Leonora Pigliucci e Claudio Marziali
2019, 47 min
Hambach, foresta millenaria nel cuore d'Europa, è lo scenario di un esperimento unico di resistenza ecologista che si è fatta comunità e che, dall'alto delle case e dei villaggi sospesi sugli alberi, si oppone alle ruspe di RWE, la multinazionale che vorrebbe ridurre il bosco all'ennesimo bacino estrattivo per il carbone.Nasce così, spontaneamente, nel 2012, dall'incontro di attiviste e attivisti accorsi da tutta la Germania e l'Europa, la comunità della foresta, tutt'oggi vivace spazio di convivenza e laboratorio quotidiano di politica libertaria.
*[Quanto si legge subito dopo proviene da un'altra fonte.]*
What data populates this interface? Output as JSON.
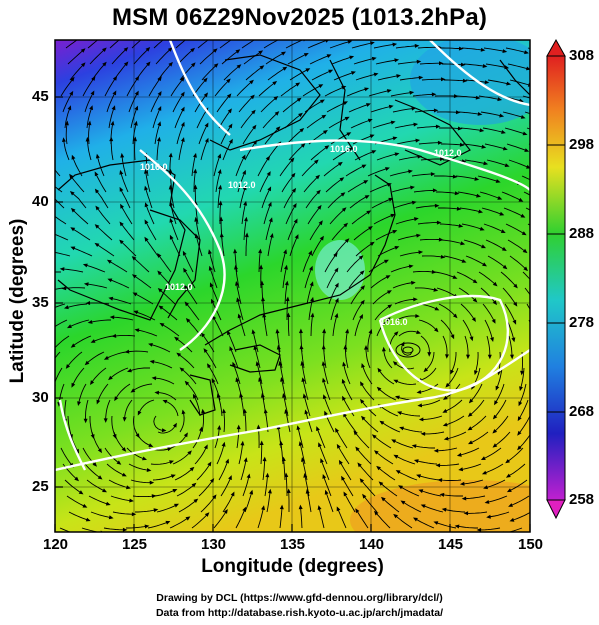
{
  "title": "MSM 06Z29Nov2025 (1013.2hPa)",
  "xlabel": "Longitude (degrees)",
  "ylabel": "Latitude  (degrees)",
  "x_ticks": [
    "120",
    "125",
    "130",
    "135",
    "140",
    "145",
    "150"
  ],
  "y_ticks": [
    "25",
    "30",
    "35",
    "40",
    "45"
  ],
  "colorbar_ticks": [
    "308",
    "298",
    "288",
    "278",
    "268",
    "258"
  ],
  "contour_labels": [
    "1016.0",
    "1012.0",
    "1012.0",
    "1016.0",
    "1016.0",
    "1012.0"
  ],
  "credit_line1": "Drawing by DCL (https://www.gfd-dennou.org/library/dcl/)",
  "credit_line2": "Data from http://database.rish.kyoto-u.ac.jp/arch/jmadata/",
  "colors": {
    "warm": "#f0a020",
    "mid": "#1fd01f",
    "cool": "#20c8d8",
    "cold": "#3050d0",
    "contour": "#ffffff"
  }
}
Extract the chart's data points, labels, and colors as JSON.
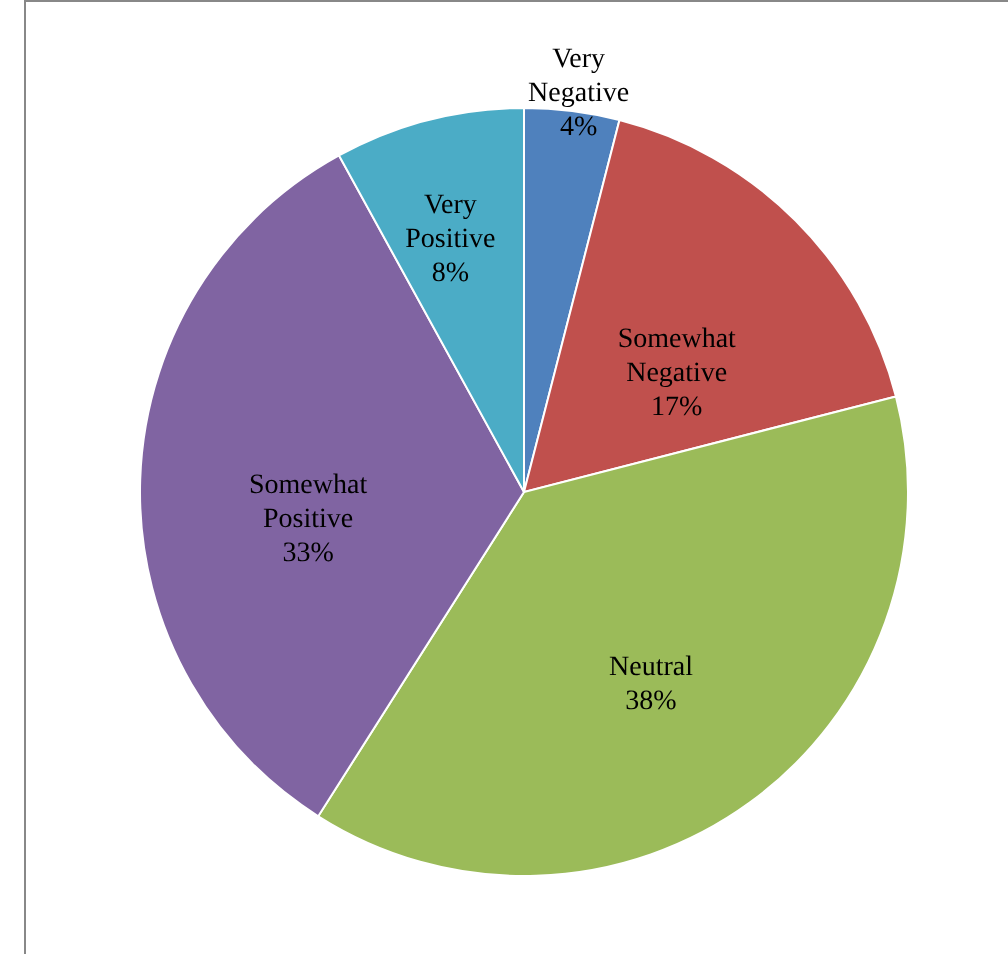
{
  "chart_data": {
    "type": "pie",
    "categories": [
      "Very Negative",
      "Somewhat Negative",
      "Neutral",
      "Somewhat Positive",
      "Very Positive"
    ],
    "values": [
      4,
      17,
      38,
      33,
      8
    ],
    "colors": [
      "#4f81bd",
      "#c0504d",
      "#9bbb59",
      "#8064a2",
      "#4bacc6"
    ],
    "value_labels": [
      "4%",
      "17%",
      "38%",
      "33%",
      "8%"
    ]
  }
}
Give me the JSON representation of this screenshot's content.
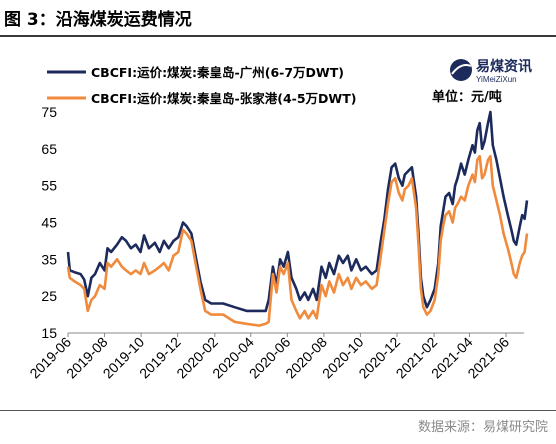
{
  "header": {
    "figure_label": "图 3：",
    "title": "沿海煤炭运费情况"
  },
  "source": "数据来源：易煤研究院",
  "logo": {
    "name": "易煤资讯",
    "subtitle": "YiMeiZiXun"
  },
  "chart_data": {
    "type": "line",
    "unit_label": "单位：元/吨",
    "ylim": [
      15,
      75
    ],
    "yticks": [
      15,
      25,
      35,
      45,
      55,
      65,
      75
    ],
    "x_range": [
      "2019-06",
      "2021-07"
    ],
    "xticks": [
      "2019-06",
      "2019-08",
      "2019-10",
      "2019-12",
      "2020-02",
      "2020-04",
      "2020-06",
      "2020-08",
      "2020-10",
      "2020-12",
      "2021-02",
      "2021-04",
      "2021-06"
    ],
    "grid": false,
    "legend_position": "top-left",
    "series": [
      {
        "name": "CBCFI:运价:煤炭:秦皇岛-广州(6-7万DWT)",
        "color": "#1c2a5c",
        "points": [
          [
            "2019-06-01",
            37
          ],
          [
            "2019-06-04",
            32
          ],
          [
            "2019-06-12",
            31.5
          ],
          [
            "2019-06-22",
            31
          ],
          [
            "2019-06-28",
            29.5
          ],
          [
            "2019-07-04",
            25
          ],
          [
            "2019-07-10",
            30
          ],
          [
            "2019-07-16",
            31
          ],
          [
            "2019-07-24",
            34
          ],
          [
            "2019-08-01",
            32
          ],
          [
            "2019-08-06",
            38
          ],
          [
            "2019-08-12",
            37
          ],
          [
            "2019-08-22",
            39
          ],
          [
            "2019-08-30",
            41
          ],
          [
            "2019-09-06",
            40
          ],
          [
            "2019-09-14",
            38
          ],
          [
            "2019-09-22",
            39
          ],
          [
            "2019-09-30",
            37
          ],
          [
            "2019-10-06",
            41.5
          ],
          [
            "2019-10-14",
            38
          ],
          [
            "2019-10-24",
            39.5
          ],
          [
            "2019-11-01",
            37
          ],
          [
            "2019-11-08",
            40
          ],
          [
            "2019-11-16",
            38
          ],
          [
            "2019-11-24",
            40
          ],
          [
            "2019-12-02",
            41
          ],
          [
            "2019-12-10",
            45
          ],
          [
            "2019-12-16",
            44
          ],
          [
            "2019-12-24",
            42
          ],
          [
            "2020-01-01",
            35
          ],
          [
            "2020-01-08",
            29
          ],
          [
            "2020-01-16",
            24
          ],
          [
            "2020-01-26",
            23
          ],
          [
            "2020-02-15",
            23
          ],
          [
            "2020-03-05",
            22
          ],
          [
            "2020-03-25",
            21
          ],
          [
            "2020-04-15",
            21
          ],
          [
            "2020-04-26",
            21
          ],
          [
            "2020-05-01",
            24
          ],
          [
            "2020-05-08",
            33
          ],
          [
            "2020-05-14",
            28
          ],
          [
            "2020-05-20",
            35
          ],
          [
            "2020-05-26",
            33
          ],
          [
            "2020-06-02",
            37
          ],
          [
            "2020-06-08",
            30
          ],
          [
            "2020-06-16",
            27
          ],
          [
            "2020-06-22",
            24
          ],
          [
            "2020-06-30",
            26
          ],
          [
            "2020-07-06",
            24
          ],
          [
            "2020-07-14",
            27
          ],
          [
            "2020-07-20",
            24
          ],
          [
            "2020-07-28",
            33
          ],
          [
            "2020-08-04",
            30
          ],
          [
            "2020-08-10",
            34
          ],
          [
            "2020-08-18",
            31
          ],
          [
            "2020-08-26",
            36
          ],
          [
            "2020-09-02",
            34
          ],
          [
            "2020-09-10",
            36
          ],
          [
            "2020-09-16",
            32
          ],
          [
            "2020-09-24",
            35
          ],
          [
            "2020-10-02",
            32
          ],
          [
            "2020-10-10",
            33
          ],
          [
            "2020-10-20",
            31
          ],
          [
            "2020-10-28",
            32
          ],
          [
            "2020-11-04",
            40
          ],
          [
            "2020-11-10",
            46
          ],
          [
            "2020-11-16",
            54
          ],
          [
            "2020-11-22",
            60
          ],
          [
            "2020-11-28",
            61
          ],
          [
            "2020-12-04",
            57
          ],
          [
            "2020-12-10",
            55
          ],
          [
            "2020-12-14",
            58
          ],
          [
            "2020-12-20",
            59
          ],
          [
            "2020-12-26",
            60
          ],
          [
            "2021-01-02",
            52
          ],
          [
            "2021-01-06",
            42
          ],
          [
            "2021-01-10",
            30
          ],
          [
            "2021-01-14",
            25
          ],
          [
            "2021-01-20",
            22
          ],
          [
            "2021-01-26",
            24
          ],
          [
            "2021-02-02",
            27
          ],
          [
            "2021-02-08",
            34
          ],
          [
            "2021-02-12",
            44
          ],
          [
            "2021-02-16",
            48
          ],
          [
            "2021-02-20",
            52
          ],
          [
            "2021-02-26",
            53
          ],
          [
            "2021-03-04",
            50
          ],
          [
            "2021-03-08",
            55
          ],
          [
            "2021-03-12",
            57
          ],
          [
            "2021-03-18",
            61
          ],
          [
            "2021-03-24",
            58
          ],
          [
            "2021-03-30",
            62
          ],
          [
            "2021-04-06",
            66
          ],
          [
            "2021-04-10",
            64
          ],
          [
            "2021-04-14",
            70
          ],
          [
            "2021-04-18",
            72
          ],
          [
            "2021-04-22",
            65
          ],
          [
            "2021-04-26",
            67
          ],
          [
            "2021-05-02",
            72
          ],
          [
            "2021-05-06",
            75
          ],
          [
            "2021-05-10",
            66
          ],
          [
            "2021-05-16",
            62
          ],
          [
            "2021-05-22",
            57
          ],
          [
            "2021-05-28",
            52
          ],
          [
            "2021-06-04",
            47
          ],
          [
            "2021-06-10",
            43
          ],
          [
            "2021-06-14",
            40
          ],
          [
            "2021-06-18",
            39
          ],
          [
            "2021-06-24",
            44
          ],
          [
            "2021-06-28",
            47
          ],
          [
            "2021-07-02",
            46
          ],
          [
            "2021-07-06",
            51
          ]
        ]
      },
      {
        "name": "CBCFI:运价:煤炭:秦皇岛-张家港(4-5万DWT)",
        "color": "#f08a3c",
        "points": [
          [
            "2019-06-01",
            33
          ],
          [
            "2019-06-04",
            30
          ],
          [
            "2019-06-12",
            29
          ],
          [
            "2019-06-22",
            28
          ],
          [
            "2019-06-28",
            27
          ],
          [
            "2019-07-04",
            21
          ],
          [
            "2019-07-10",
            24
          ],
          [
            "2019-07-16",
            25
          ],
          [
            "2019-07-24",
            28
          ],
          [
            "2019-08-01",
            27
          ],
          [
            "2019-08-06",
            34
          ],
          [
            "2019-08-12",
            33
          ],
          [
            "2019-08-22",
            35
          ],
          [
            "2019-08-30",
            33
          ],
          [
            "2019-09-06",
            32
          ],
          [
            "2019-09-14",
            31
          ],
          [
            "2019-09-22",
            32
          ],
          [
            "2019-09-30",
            31
          ],
          [
            "2019-10-06",
            34
          ],
          [
            "2019-10-14",
            31
          ],
          [
            "2019-10-24",
            32
          ],
          [
            "2019-11-01",
            33
          ],
          [
            "2019-11-08",
            34
          ],
          [
            "2019-11-16",
            32
          ],
          [
            "2019-11-24",
            36
          ],
          [
            "2019-12-02",
            37
          ],
          [
            "2019-12-10",
            43
          ],
          [
            "2019-12-16",
            42
          ],
          [
            "2019-12-24",
            40
          ],
          [
            "2020-01-01",
            33
          ],
          [
            "2020-01-08",
            27
          ],
          [
            "2020-01-16",
            21
          ],
          [
            "2020-01-26",
            20
          ],
          [
            "2020-02-15",
            20
          ],
          [
            "2020-03-05",
            18
          ],
          [
            "2020-03-25",
            17.5
          ],
          [
            "2020-04-15",
            17
          ],
          [
            "2020-04-26",
            17.5
          ],
          [
            "2020-05-01",
            18
          ],
          [
            "2020-05-08",
            31
          ],
          [
            "2020-05-14",
            26
          ],
          [
            "2020-05-20",
            33
          ],
          [
            "2020-05-26",
            31
          ],
          [
            "2020-06-02",
            34
          ],
          [
            "2020-06-08",
            24
          ],
          [
            "2020-06-16",
            21
          ],
          [
            "2020-06-22",
            19
          ],
          [
            "2020-06-30",
            21
          ],
          [
            "2020-07-06",
            19
          ],
          [
            "2020-07-14",
            21
          ],
          [
            "2020-07-20",
            19
          ],
          [
            "2020-07-28",
            28
          ],
          [
            "2020-08-04",
            25
          ],
          [
            "2020-08-10",
            29
          ],
          [
            "2020-08-18",
            26
          ],
          [
            "2020-08-26",
            31
          ],
          [
            "2020-09-02",
            28
          ],
          [
            "2020-09-10",
            30
          ],
          [
            "2020-09-16",
            27
          ],
          [
            "2020-09-24",
            30
          ],
          [
            "2020-10-02",
            28
          ],
          [
            "2020-10-10",
            29
          ],
          [
            "2020-10-20",
            27
          ],
          [
            "2020-10-28",
            28
          ],
          [
            "2020-11-04",
            36
          ],
          [
            "2020-11-10",
            43
          ],
          [
            "2020-11-16",
            50
          ],
          [
            "2020-11-22",
            56
          ],
          [
            "2020-11-28",
            57
          ],
          [
            "2020-12-04",
            53
          ],
          [
            "2020-12-10",
            51
          ],
          [
            "2020-12-14",
            54
          ],
          [
            "2020-12-20",
            55
          ],
          [
            "2020-12-26",
            57
          ],
          [
            "2021-01-02",
            49
          ],
          [
            "2021-01-06",
            39
          ],
          [
            "2021-01-10",
            27
          ],
          [
            "2021-01-14",
            22
          ],
          [
            "2021-01-20",
            20
          ],
          [
            "2021-01-26",
            21
          ],
          [
            "2021-02-02",
            24
          ],
          [
            "2021-02-08",
            31
          ],
          [
            "2021-02-12",
            40
          ],
          [
            "2021-02-16",
            44
          ],
          [
            "2021-02-20",
            47
          ],
          [
            "2021-02-26",
            48
          ],
          [
            "2021-03-04",
            45
          ],
          [
            "2021-03-08",
            49
          ],
          [
            "2021-03-12",
            50
          ],
          [
            "2021-03-18",
            52
          ],
          [
            "2021-03-24",
            51
          ],
          [
            "2021-03-30",
            55
          ],
          [
            "2021-04-06",
            58
          ],
          [
            "2021-04-10",
            56
          ],
          [
            "2021-04-14",
            62
          ],
          [
            "2021-04-18",
            63
          ],
          [
            "2021-04-22",
            57
          ],
          [
            "2021-04-26",
            58
          ],
          [
            "2021-05-02",
            62
          ],
          [
            "2021-05-06",
            63
          ],
          [
            "2021-05-10",
            55
          ],
          [
            "2021-05-16",
            51
          ],
          [
            "2021-05-22",
            47
          ],
          [
            "2021-05-28",
            42
          ],
          [
            "2021-06-04",
            38
          ],
          [
            "2021-06-10",
            34
          ],
          [
            "2021-06-14",
            31
          ],
          [
            "2021-06-18",
            30
          ],
          [
            "2021-06-24",
            34
          ],
          [
            "2021-06-28",
            36
          ],
          [
            "2021-07-02",
            37
          ],
          [
            "2021-07-06",
            42
          ]
        ]
      }
    ]
  }
}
Una dimensione un po' astratta e apparentemente senza tempo, fondata su una scelta di radicale uguaglianza e amicizia anche con gli abitanti non umani del bosco, elevata ormai a simbolo dai movimenti ecologisti di mezza Europa. Il film è il viaggio emozionale per immagini e suoni alla scoperta di un modello di vita spartano e ricco allo stesso tempo, dell'utopia romantica di militanti che da anni tengono sotto scacco una gigantesca multinazionale, la seconda società elettrica del mondo, frapponendo i propri corpi tra gli alberi e le ruspe e l'immenso mostro meccanico che trasforma la foresta nell'oscura terra del Mordor del Signore degli Anelli di Tolkien, come là chiamano la parte di bosco già ridotta a deserto brullo. Una lotta, quella degli Hambachers, dal sapore antitecnologico, ma in realtà modernissima: j'accuse contro l'irresponsabilità dei colossi energetici mondiali e del loro predatorio modello di sviluppo, che nulla, salvo forse una consapevolezza diffusa che si faccia pratica di disobbedienza civile, sembra poter indurre a cambiare rotta.